Mr Somlyay is a member of the Joint Standing Committee on Electoral Matters. He has a good knowledge of the electoral laws. Given the issues raised by the Sunday Mail, Mr Somlyay should clarify details, including who witnessed the enrolment forms for his family. These current allegations have been raised for internal Liberal political purposes.

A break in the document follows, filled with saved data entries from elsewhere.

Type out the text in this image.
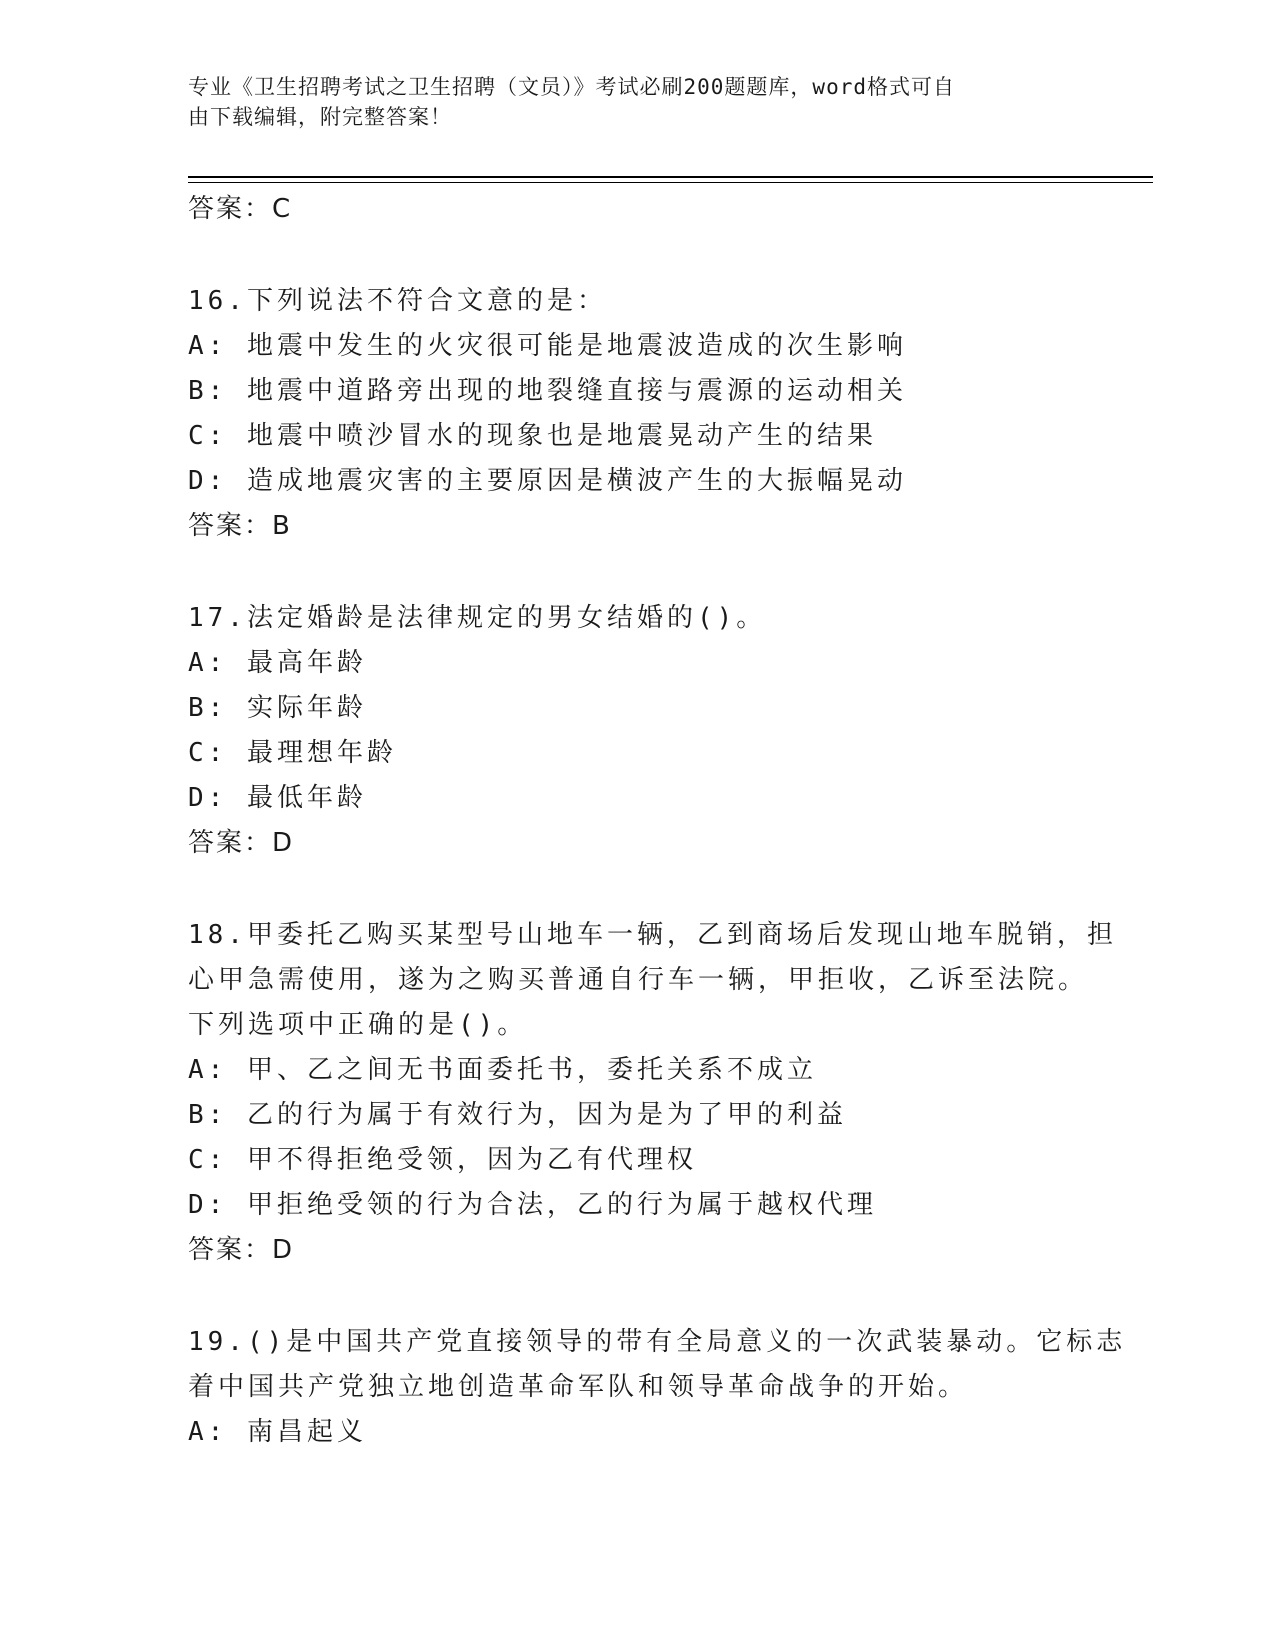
专业《卫生招聘考试之卫生招聘（文员）》考试必刷200题题库，word格式可自
由下载编辑，附完整答案！
答案：C
16.下列说法不符合文意的是：
A: 地震中发生的火灾很可能是地震波造成的次生影响
B: 地震中道路旁出现的地裂缝直接与震源的运动相关
C: 地震中喷沙冒水的现象也是地震晃动产生的结果
D: 造成地震灾害的主要原因是横波产生的大振幅晃动
答案：B
17.法定婚龄是法律规定的男女结婚的()。
A: 最高年龄
B: 实际年龄
C: 最理想年龄
D: 最低年龄
答案：D
18.甲委托乙购买某型号山地车一辆，乙到商场后发现山地车脱销，担
心甲急需使用，遂为之购买普通自行车一辆，甲拒收，乙诉至法院。
下列选项中正确的是()。
A: 甲、乙之间无书面委托书，委托关系不成立
B: 乙的行为属于有效行为，因为是为了甲的利益
C: 甲不得拒绝受领，因为乙有代理权
D: 甲拒绝受领的行为合法，乙的行为属于越权代理
答案：D
19.()是中国共产党直接领导的带有全局意义的一次武装暴动。它标志
着中国共产党独立地创造革命军队和领导革命战争的开始。
A: 南昌起义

Those are the quotes that were given on my behalf by my spokesman to the Courier-Mail. It then transpired that Mr Somlyay, as he is absolutely entitled to, had some contact with the journalist, and I think he indicated, as he is absolutely entitled to do, that I had discussed this matter with him at a Joint Standing Committee on Electoral Matters meeting. All of that did occur. As a result of that, because Mr Somlyay had indicated to a journalist that I had had a private discussion with him—I had, and I have no problem with Mr Somlyay saying that; it is true, I had had a private conversation with him—I asked my spokesman to change my comment. The thing was this: I was not going to say that I had had a conversation with Mr Somlyay. I never talk about the content of private discussions I have with anyone, be they in the Labor Party, be they in the Liberal party or be they Callithumpian, and I do not even say that I have had those discussions. That is the way it works, and everyone in this chamber—on both sides—knows that I do not make public the content of private discussions.

After Mr Somlyay had indicated that I had had a private conversation with him— something he is entitled to do and with which I have no problem—I did ask my spokesman to change my comment, because it had become public that there was a private conversation. I asked my spokesman to change my comment to this—this is my formal comment:

Mr Somlyay raised the matter in a private discussion during a committee hearing, and I accepted his explanation at face value.

That was my comment. Another journalist, Chris Griffith who wrote the article, `Besieged Somlyay claims bribe bid,' rang on Monday and asked for a comment regarding this matter. He was provided with the same comment as the previous journalist had been on Sunday:

Mr Somlyay raised the matter in a private discussion during a committee hearing, and I accepted his explanation at face value.

The truth of this matter is: I did have a private discussion with Mr Somlyay. I would not normally say that in the parliament but because Mr Somlyay has seen fit—again I have no problem with this—to say that to a journalist, and it is an accurate statement on his part, and to make that public, I saw fit to change the comment I made otherwise my previous comment may have appeared disingenuous or in some way covering up. I wanted to be very frank with all the people concerned, and I was. All my statements were absolutely frank, absolutely accurate, absolutely proper.

It is true that I had a private discussion with Mr Somlyay. It is true that I did accept his explanation at face value. The rest of the issue is for others and not for me. I stress: I did not do an interview with the Courier Mail on Sunday. I did not attack Mr Somlyay's enrolments though my spokesman did provide the comments in precisely the terms I have outlined to the Senate. One paragraph in the article states:

In interview with the Courier Mail on Sunday Senator Faulkner attacked Mr Somlyay's enrolments but later withdrew his comments when he recalled this private conversation.

That reflects poorly on me, in the circumstances, when I have had no direct contact with these journalists and when the truth of the matter is as I have outlined to the Senate. On these occasions—and I do not do it often—I think it is best to correct the public record at the earliest available opportunity.